Лунный орден приверчен вечернему небу на лацкан,

приурочен к зиме, на лиловом лучист.

По краям караулы стоят - не пробраться,

не поздравить, прошенья тайком не всучить.

 

По трансляции небо у каждого в спальне,

в кухне, в камере, в каждом глазу

досягаемых подданных, верных, опальных,

по луне на слезу.

 

По молчанью на зов, по квадрату на площадь

полагается, ( запрещены

занавески и веки - усопшие ропщут ),

безопасной страны.

 

Безучастники, братья и сестры, паяцы

нежилых площадей, наяву и во вне,

небо знает и слышит. И если кого и бояться,

то себя в тишине.

 

январь 2005


*  *  *

 

Из храма выходящий прав

и счастлив. Правильно ступает

на всю подошву. Дышит не спеша.

И я за ним, завидуя, робея,

слежу, пока не скроется.

Наглядный,

недостижимый,

строгий прихожанин,

в тебя поверить легче, чем в незримость...

недоскажу.

 

Смотри перед собой.

Точь в точь стюард,

что аккуратно дует

в спасательную трубочку жилета,

демонстративно щелкает застежкой

условного ремня. Аминь. Аминь.

 

март 2005

 

 

*  *  *

 

О, доблесть нелюбви, сопротивленье

чужой душе, в боязни распознать

чужой тоски ужасные вкрапленья

в своей, лететь, оскалясь, как гимнаст,

на высоте отчаянья держаться

за руку, что простер

чужой, в его зрачках бессменно отражаться,

в раскрашеный шатер

чуть не врезаясь головами

раскачиваться, враг с врагом,

как страх и срам, о, есть очарованье

в подобном зрелище, в циркачестве лихом,

есть, право, красота, в том, как они, спасаясь,

один в другом, уступчивы, крепки,

находчивы, бесспорны, и на зависть,

как я и я, как ты и ты,

близки.



*  *  *

 

В парке верхний голос поет синица.

Арию гостя молчит старик.

Сизый тополь в себе томится.

Цвет переходит на крик.

 

Бутафор замышляет паденье осенних акций.

Солнечный свет переходит в минор.

Оперативник велит по рации

сменщику быть к шести.
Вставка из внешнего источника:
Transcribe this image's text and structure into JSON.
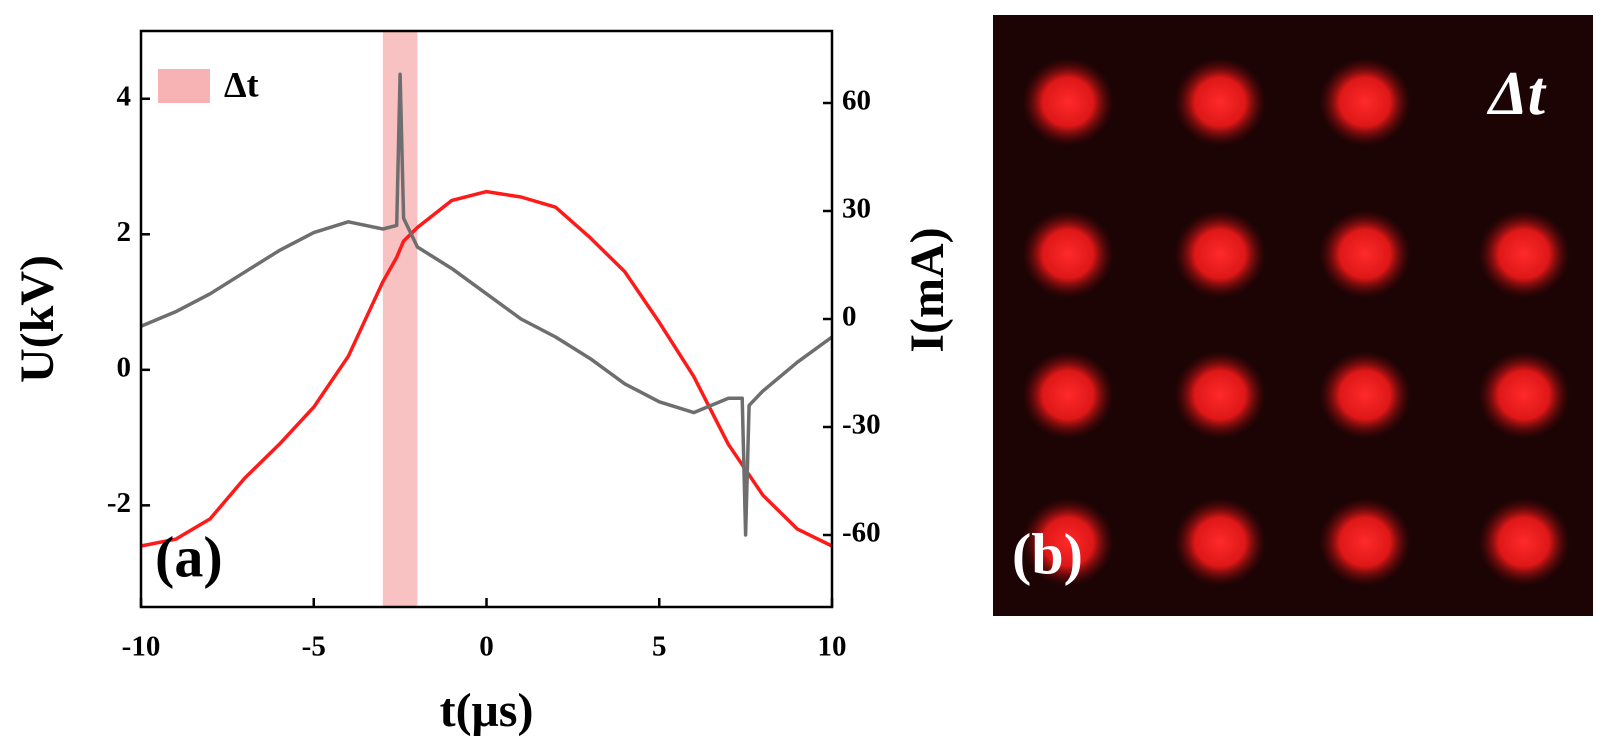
{
  "chart_data": {
    "type": "line",
    "panel_label": "(a)",
    "xlabel": "t(μs)",
    "ylabel": "U(kV)",
    "y2label": "I(mA)",
    "x": [
      -10,
      -9,
      -8,
      -7,
      -6,
      -5,
      -4,
      -3,
      -2.6,
      -2.5,
      -2.4,
      -2,
      -1,
      0,
      1,
      2,
      3,
      4,
      5,
      6,
      7,
      7.4,
      7.5,
      7.6,
      8,
      9,
      10
    ],
    "series": [
      {
        "color": "#ff1a1a",
        "values": [
          -2.6,
          -2.5,
          -2.2,
          -1.6,
          -1.1,
          -0.55,
          0.2,
          1.3,
          1.66,
          1.78,
          1.9,
          2.1,
          2.5,
          2.63,
          2.55,
          2.4,
          1.95,
          1.45,
          0.7,
          -0.1,
          -1.1,
          -1.4,
          -1.48,
          -1.55,
          -1.85,
          -2.35,
          -2.6
        ]
      },
      {
        "color": "#6e6e6e",
        "axis": "y2",
        "values": [
          -2,
          2,
          7,
          13,
          19,
          24,
          27,
          25,
          26,
          68,
          28,
          20,
          14,
          7,
          0,
          -5,
          -11,
          -18,
          -23,
          -26,
          -22,
          -22,
          -60,
          -24,
          -20,
          -12,
          -5
        ]
      }
    ],
    "span": [
      -3,
      -2
    ],
    "span_label": "Δt",
    "span_color": "#f7b3b3",
    "xlim": [
      -10,
      10
    ],
    "xticks": [
      -10,
      -5,
      0,
      5,
      10
    ],
    "ylim": [
      -3.5,
      5
    ],
    "yticks": [
      -2,
      0,
      2,
      4
    ],
    "y2lim": [
      -80,
      80
    ],
    "y2ticks": [
      -60,
      -30,
      0,
      30,
      60
    ]
  },
  "panel_b": {
    "label": "(b)",
    "annotation": "Δt"
  }
}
Не слышно. Прием. Повтор.

 

Наискосок пробегает пауза фокстерьера.

Трогается ограда.

Снижается плоский куст.

И последнюю Баттерфляй принимаешь, скорей, на веру,

выпархивающую из горьких, древесных уст.


 

ПУТЕВОДИТЕЛЬ

 

Пойдешь направо - в переходе

"Bessa me" мучает угрюмых,

на станции метро в колготах

дитя, и хлеб торчит из сумок.

Пойдешь налево - оцепленье,

"колбаски свежие, конфетки",

пух испускающие ветки,

нечистый пруд и поздравленье

со светлым... дальше перекрыто.

Пойдешь ли прямо - под корытом

"Титаника" течет рябой

Арбат, и все, само собой,

зовет обратно... Пух витает

над русским банком, невесом,

над памятником рукотворным,

над бывшим городом соборным,

двойным, тройным его кольцом...

 

19 мая 2005

 

 

 

*  *  *

 

Близится снег.

"Скоро тебя заберем"

плакатным пером

у третьей московской 

мама надписью машет при всех.

 

Скоро обход. Облаков за рукой

на стекле, переправа.

Обещанье маячит. Пора бы.

Шуба с воздетым лицом.

Указательным если коснуться, огромным,

упадет ли? Почувствует? Синь за стеклом.

Нимб

мохеровый."...бя забе..."

           вязанный "...рем", невесом.

Не крупнее

лунки мизинца. Картонным, ангельским машет крылом,

навестительница,

расплываясь, пока отступаешь,

по-выше, дыши, подыми,

отойди, просквозит, никого там,

дыша без тебя,

ешь,

уехала. Близится.

Снег:

 - вот и мы.

 

январь 2005



*  *  *


В уютном безумии проще уснуть,
обеими душу крылами
шотландской дранины укрыв, затонуть
не мучась дурными делами.

Безумному проще дается вина,
вообще виноватость, смущенье,
навыкате, горестный взор, тишина,
которой зовется прощенье.

В безумии проще свои довлачить
последние дни, поседелым,
хозяйственным, "вымой и после почисть",
своим поглощенная телом

душа не возропщет, соседи поймут,
отыщутся сами вещицы,
в неясного разума теплый закут
отчаянье не просочится,

и сварится суп, и захочется пить,
по пятницам телеспектакли,
что может быть проще, чем знать и забыть.
Не так ли, Всевышний, не так ли?

 

GRAND CENTRAL

 

Довоенный день. Двойное дно вокзала.

Звездный циферблат. Двенадцать направлений.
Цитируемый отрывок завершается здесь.